Fu uno solo il volto che attirò la sua attenzione; un
volto dolce, pallido come la porcellana, contornato da capelli biondi
come grano. E gli occhi di smeraldo che, riflettendo le fiamme delle
torce, erano puntate su di lui. In essi uno sguardo limpido.
Sentì
una stretta al cuore, il fantasma di un sentimento che si agitava
dentro di lui lo ferì così come il sole
che fece capolino
sui profili aguzzi dei monti, stagliando ombre lunghe e luci
penetranti. Il vampiro, infastidito e ferito, fece un passo indietro,
mentre le sue mani correvano automaticamente alle pesanti porte, con
l'intento di chiuderle per rifugiarsi nell'accogliente e materna
oscurità.
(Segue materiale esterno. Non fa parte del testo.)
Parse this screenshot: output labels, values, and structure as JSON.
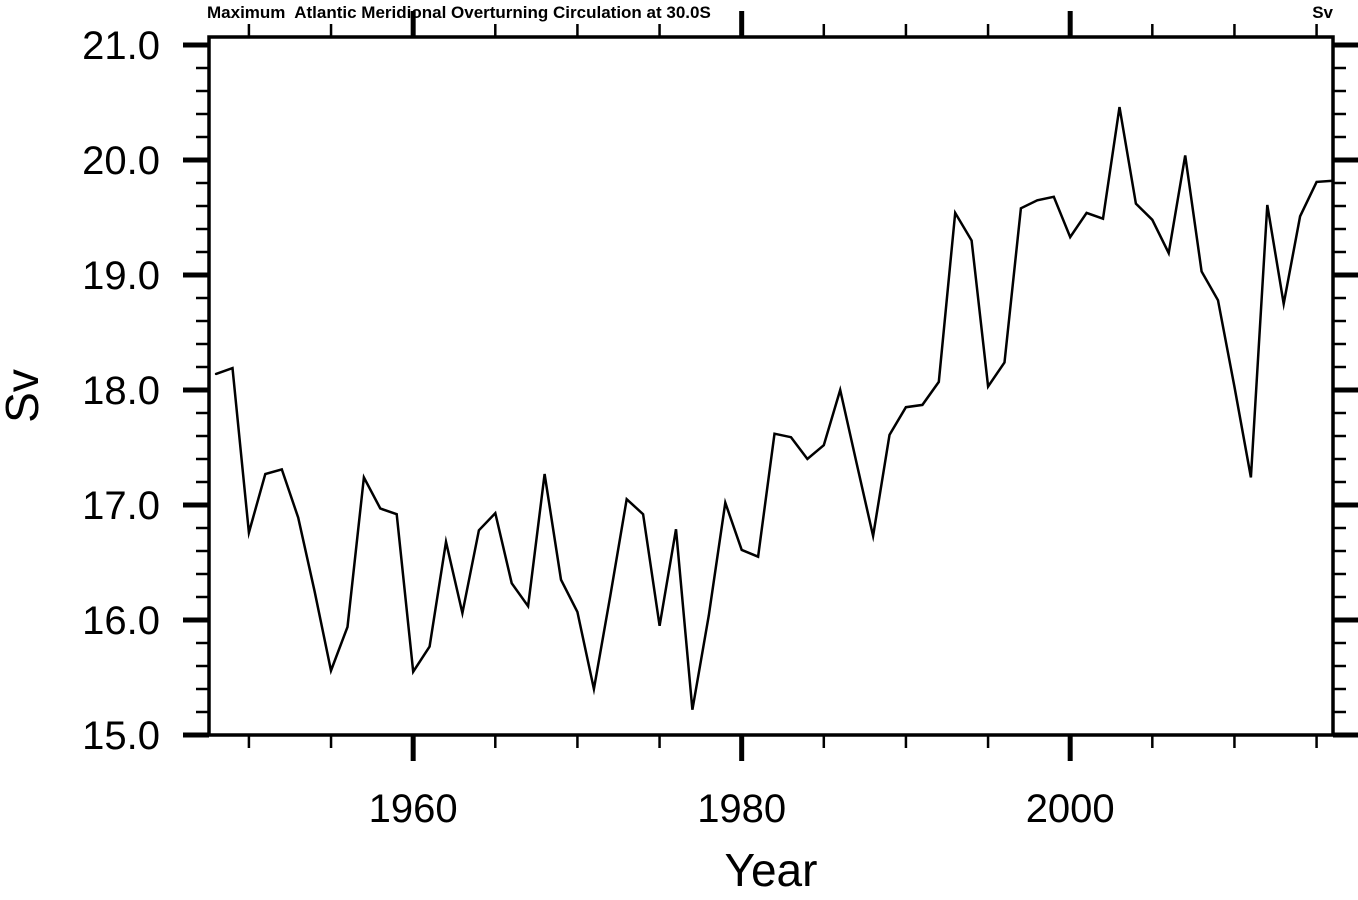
{
  "chart_data": {
    "type": "line",
    "title": "Maximum  Atlantic Meridional Overturning Circulation at 30.0S",
    "right_axis_label": "Sv",
    "ylabel": "Sv",
    "xlabel": "Year",
    "xlim": [
      1947.57,
      2016.0
    ],
    "ylim": [
      15.0,
      21.0
    ],
    "x_major_ticks": [
      1960,
      1980,
      2000
    ],
    "x_major_tick_labels": [
      "1960",
      "1980",
      "2000"
    ],
    "x_minor_tick_start": 1950,
    "x_minor_tick_end": 2015,
    "x_minor_tick_step": 5,
    "y_major_ticks": [
      15,
      16,
      17,
      18,
      19,
      20,
      21
    ],
    "y_major_tick_labels": [
      "15.0",
      "16.0",
      "17.0",
      "18.0",
      "19.0",
      "20.0",
      "21.0"
    ],
    "y_minor_tick_step": 0.2,
    "grid": false,
    "legend": null,
    "line_color": "#000000",
    "background_color": "#ffffff",
    "series": [
      {
        "x": [
          1948,
          1949,
          1950,
          1951,
          1952,
          1953,
          1954,
          1955,
          1956,
          1957,
          1958,
          1959,
          1960,
          1961,
          1962,
          1963,
          1964,
          1965,
          1966,
          1967,
          1968,
          1969,
          1970,
          1971,
          1972,
          1973,
          1974,
          1975,
          1976,
          1977,
          1978,
          1979,
          1980,
          1981,
          1982,
          1983,
          1984,
          1985,
          1986,
          1987,
          1988,
          1989,
          1990,
          1991,
          1992,
          1993,
          1994,
          1995,
          1996,
          1997,
          1998,
          1999,
          2000,
          2001,
          2002,
          2003,
          2004,
          2005,
          2006,
          2007,
          2008,
          2009,
          2010,
          2011,
          2012,
          2013,
          2014,
          2015,
          2016
        ],
        "y": [
          18.14,
          18.19,
          16.76,
          17.27,
          17.31,
          16.89,
          16.25,
          15.56,
          15.94,
          17.24,
          16.97,
          16.92,
          15.55,
          15.77,
          16.68,
          16.06,
          16.78,
          16.93,
          16.32,
          16.12,
          17.27,
          16.35,
          16.07,
          15.4,
          16.21,
          17.05,
          16.92,
          15.95,
          16.79,
          15.22,
          16.04,
          17.02,
          16.61,
          16.55,
          17.62,
          17.59,
          17.4,
          17.52,
          18.0,
          17.36,
          16.73,
          17.61,
          17.85,
          17.87,
          18.07,
          19.54,
          19.3,
          18.03,
          18.24,
          19.58,
          19.65,
          19.68,
          19.33,
          19.54,
          19.49,
          20.46,
          19.62,
          19.48,
          19.19,
          20.04,
          19.03,
          18.78,
          18.03,
          17.24,
          19.61,
          18.75,
          19.51,
          19.81,
          19.82
        ]
      }
    ]
  }
}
Tuttavia nel suo animo iniziò a farsi
strada una strana
sensazione, la fanciulla dalla pelle pallida e gli occhi di smeraldo
lo stava fissando, e nei suoi occhi non c'era astio o timore, quanto
una genuina curiosità, tremendamente familiare.
Selene.
Il suo
cuore si agitò, risvegliandosi dal torpore mortale che
l'aveva
avvolto per tutto quel tempo, sentì il suo nome come
trasportato da
un vento caldo, che con decisa lentezza iniziava a sciogliere lo
strato di ghiaccio e indifferenza che si era costruito attorno.
Il
vampiro distolse lo sguardo, cercando di allontanare i ricordi e il
sentimento dolce amaro che si stava risvegliando dentro di lui, con
la violenza di una pugnalata tra le costole, ma con la freschezza di
un balsamo, che un po' la curava, quella pugnalata.
Arretrò
nelle sue gelide tenebre, mentre l'alba avanzava lentamente nel
cielo.
Le
pesanti porte sigillarono il principe delle tenebre all'interno della
sua cupa dimora, chiudendo fuori i raggi del sole e i ricordi, i
sentimenti, che stavano iniziando a riaffiorare dentro di lui.
Di
nuovo.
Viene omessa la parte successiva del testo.